There followed two years as the linchpin in Johansen’s solo band, simultaneously forming a punkier band of his own called the Criminals. A two-album RCA deal in 1979 yielded a pair of highly listenable, ’50s-influenced solo albums that sold modestly. He played some dates with Thunders and Nolan in the early ’80s, worked on solo material, drove cabs in New York City and played a residency reunited with Nolan under the name the Ugly Americans at the Continental off St. Mark’s Place late in the decade.
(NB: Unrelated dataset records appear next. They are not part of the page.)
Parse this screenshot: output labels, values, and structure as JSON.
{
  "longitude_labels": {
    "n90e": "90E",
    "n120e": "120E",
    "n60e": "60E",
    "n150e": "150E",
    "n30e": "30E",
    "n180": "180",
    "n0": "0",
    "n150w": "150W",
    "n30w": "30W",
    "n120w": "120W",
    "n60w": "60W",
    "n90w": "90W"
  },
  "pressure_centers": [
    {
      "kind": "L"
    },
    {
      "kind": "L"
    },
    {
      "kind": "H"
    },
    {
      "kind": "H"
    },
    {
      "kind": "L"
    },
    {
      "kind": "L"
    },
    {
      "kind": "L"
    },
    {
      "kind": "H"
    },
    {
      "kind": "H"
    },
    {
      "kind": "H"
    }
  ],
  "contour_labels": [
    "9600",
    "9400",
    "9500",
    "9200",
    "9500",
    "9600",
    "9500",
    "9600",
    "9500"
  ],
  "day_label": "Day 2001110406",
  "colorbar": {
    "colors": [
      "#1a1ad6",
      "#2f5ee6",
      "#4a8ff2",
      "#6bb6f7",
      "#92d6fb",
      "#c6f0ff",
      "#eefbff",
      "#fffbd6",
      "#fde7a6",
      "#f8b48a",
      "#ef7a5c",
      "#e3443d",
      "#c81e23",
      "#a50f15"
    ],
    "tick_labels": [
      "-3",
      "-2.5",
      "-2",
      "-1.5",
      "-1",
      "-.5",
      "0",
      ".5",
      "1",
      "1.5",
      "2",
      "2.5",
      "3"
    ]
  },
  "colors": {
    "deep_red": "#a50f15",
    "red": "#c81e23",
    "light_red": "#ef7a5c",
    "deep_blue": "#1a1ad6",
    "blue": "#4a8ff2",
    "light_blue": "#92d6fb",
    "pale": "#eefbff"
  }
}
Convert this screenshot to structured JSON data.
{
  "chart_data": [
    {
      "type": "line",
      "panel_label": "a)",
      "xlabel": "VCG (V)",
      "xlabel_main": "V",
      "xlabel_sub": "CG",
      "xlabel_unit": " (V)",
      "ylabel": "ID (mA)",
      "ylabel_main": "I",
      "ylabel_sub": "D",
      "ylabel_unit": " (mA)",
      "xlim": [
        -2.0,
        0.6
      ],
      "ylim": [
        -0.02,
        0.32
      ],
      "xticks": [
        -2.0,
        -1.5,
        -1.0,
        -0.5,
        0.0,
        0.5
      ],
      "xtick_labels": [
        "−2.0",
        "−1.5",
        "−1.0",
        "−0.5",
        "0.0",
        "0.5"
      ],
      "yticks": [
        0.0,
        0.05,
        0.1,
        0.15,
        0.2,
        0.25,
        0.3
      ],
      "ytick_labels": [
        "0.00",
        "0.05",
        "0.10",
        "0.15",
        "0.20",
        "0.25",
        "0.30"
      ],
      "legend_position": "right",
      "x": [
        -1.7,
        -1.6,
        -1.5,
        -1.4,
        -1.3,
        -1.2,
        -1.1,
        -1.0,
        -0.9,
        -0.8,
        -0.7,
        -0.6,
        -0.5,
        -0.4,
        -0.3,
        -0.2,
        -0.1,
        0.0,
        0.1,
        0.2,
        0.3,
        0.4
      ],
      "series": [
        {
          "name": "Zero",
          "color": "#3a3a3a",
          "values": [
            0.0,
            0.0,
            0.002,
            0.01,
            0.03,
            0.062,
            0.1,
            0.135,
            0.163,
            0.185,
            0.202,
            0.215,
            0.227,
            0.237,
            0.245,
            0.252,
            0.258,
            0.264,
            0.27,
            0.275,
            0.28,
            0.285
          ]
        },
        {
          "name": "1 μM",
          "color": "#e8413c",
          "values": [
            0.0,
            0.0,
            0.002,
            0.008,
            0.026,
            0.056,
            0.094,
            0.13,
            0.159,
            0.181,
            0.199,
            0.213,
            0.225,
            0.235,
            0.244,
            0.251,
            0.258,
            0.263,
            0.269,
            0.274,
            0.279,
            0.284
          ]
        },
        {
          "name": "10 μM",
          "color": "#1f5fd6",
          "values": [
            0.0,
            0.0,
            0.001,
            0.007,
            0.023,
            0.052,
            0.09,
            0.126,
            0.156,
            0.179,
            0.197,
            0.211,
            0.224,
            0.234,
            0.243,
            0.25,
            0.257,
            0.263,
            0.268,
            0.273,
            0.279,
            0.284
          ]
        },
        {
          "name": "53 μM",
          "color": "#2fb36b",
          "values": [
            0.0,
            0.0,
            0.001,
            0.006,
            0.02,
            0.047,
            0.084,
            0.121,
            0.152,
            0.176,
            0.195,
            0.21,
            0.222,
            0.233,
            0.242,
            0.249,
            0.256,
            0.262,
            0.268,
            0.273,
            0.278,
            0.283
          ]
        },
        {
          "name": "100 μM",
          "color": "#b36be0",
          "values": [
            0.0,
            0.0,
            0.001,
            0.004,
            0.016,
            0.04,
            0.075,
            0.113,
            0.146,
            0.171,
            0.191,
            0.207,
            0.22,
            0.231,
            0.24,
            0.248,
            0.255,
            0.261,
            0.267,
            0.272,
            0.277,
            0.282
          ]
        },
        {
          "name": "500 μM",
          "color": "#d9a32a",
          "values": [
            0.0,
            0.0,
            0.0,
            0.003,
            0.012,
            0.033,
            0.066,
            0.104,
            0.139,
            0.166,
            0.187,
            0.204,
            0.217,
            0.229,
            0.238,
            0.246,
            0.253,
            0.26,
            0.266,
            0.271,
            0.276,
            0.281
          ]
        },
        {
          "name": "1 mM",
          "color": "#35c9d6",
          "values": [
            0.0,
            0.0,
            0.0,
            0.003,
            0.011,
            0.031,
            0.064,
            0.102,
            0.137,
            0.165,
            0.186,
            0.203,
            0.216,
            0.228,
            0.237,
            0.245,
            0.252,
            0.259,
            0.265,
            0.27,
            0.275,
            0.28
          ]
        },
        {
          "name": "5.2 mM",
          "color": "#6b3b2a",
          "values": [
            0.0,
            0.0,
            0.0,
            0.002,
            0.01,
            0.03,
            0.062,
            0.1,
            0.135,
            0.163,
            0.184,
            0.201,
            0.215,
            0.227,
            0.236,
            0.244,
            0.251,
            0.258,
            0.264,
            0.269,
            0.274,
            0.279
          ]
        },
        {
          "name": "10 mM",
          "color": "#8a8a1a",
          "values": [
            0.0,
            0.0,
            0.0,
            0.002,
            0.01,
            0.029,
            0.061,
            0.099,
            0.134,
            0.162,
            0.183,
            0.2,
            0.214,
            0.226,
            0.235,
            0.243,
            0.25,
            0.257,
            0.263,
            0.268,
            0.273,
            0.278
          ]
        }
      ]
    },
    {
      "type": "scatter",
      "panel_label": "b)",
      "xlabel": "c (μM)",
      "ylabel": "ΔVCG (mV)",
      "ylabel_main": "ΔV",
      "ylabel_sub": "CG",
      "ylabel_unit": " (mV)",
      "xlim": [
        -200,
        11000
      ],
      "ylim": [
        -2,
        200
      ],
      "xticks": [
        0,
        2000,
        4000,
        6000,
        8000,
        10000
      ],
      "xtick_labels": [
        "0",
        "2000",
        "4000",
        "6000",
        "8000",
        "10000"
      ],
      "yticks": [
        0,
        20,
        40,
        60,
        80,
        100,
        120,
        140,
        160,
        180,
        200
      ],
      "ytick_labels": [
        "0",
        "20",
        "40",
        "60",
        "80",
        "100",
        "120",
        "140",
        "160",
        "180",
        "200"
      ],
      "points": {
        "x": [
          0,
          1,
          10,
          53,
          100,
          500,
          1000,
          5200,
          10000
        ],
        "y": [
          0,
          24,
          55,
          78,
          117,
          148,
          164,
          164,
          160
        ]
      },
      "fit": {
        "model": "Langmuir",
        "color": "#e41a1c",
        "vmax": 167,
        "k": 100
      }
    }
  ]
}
He was living in Atlanta when Morrissey convinced Johansen and Kane to reunite with Sylvain as the New York Dolls for the 2004 Meltdown festival the ex-Smiths singer curated. The singer and guitarist kept a new Dolls lineup active after Kane’s death weeks later, releasing three albums and playing countless tours before dissolving for the final time in 2011. In his later years, Sylvain did the band the Batusis with ex- Dead Boys guitarist Cheetah Chrome and wrote the memoir with Thompson. He announced his cancer via Facebook shortly after completing a solo acoustic tour to promote the book. He died in Nashville, where he made his home with wife Wanda in 2015. She told Rolling Stone he will be buried in New York City.

“They might have taken some cues from the Stooges, but who they really wanted to be was an American garage band Rolling Stones,” influential rock critic Lester Bangs wrote of the New York Dolls in his 1980 biography of Blondie. “And that’s exactly who they were. Everything about them was pure outrage. And too live for the time—‘72-3-4 mostly. They set New York on fire, but the rest of the country wasn’t ready for it.” 

“My best friend for so many years,” Johansen wrote—the last New York Doll standing—on his Instagram this morning. “I can still remember the first time I saw him bop into the rehearsal space/bicycle shop with his carpetbag and guitar straight from the plane after having been deported from Amsterdam, I instantly loved him. I’m gonna miss you old pal. I’ll keep the home fires burning. Au revoir Syl mon vieux copain. February 14, 1951 /January 13, 2021.”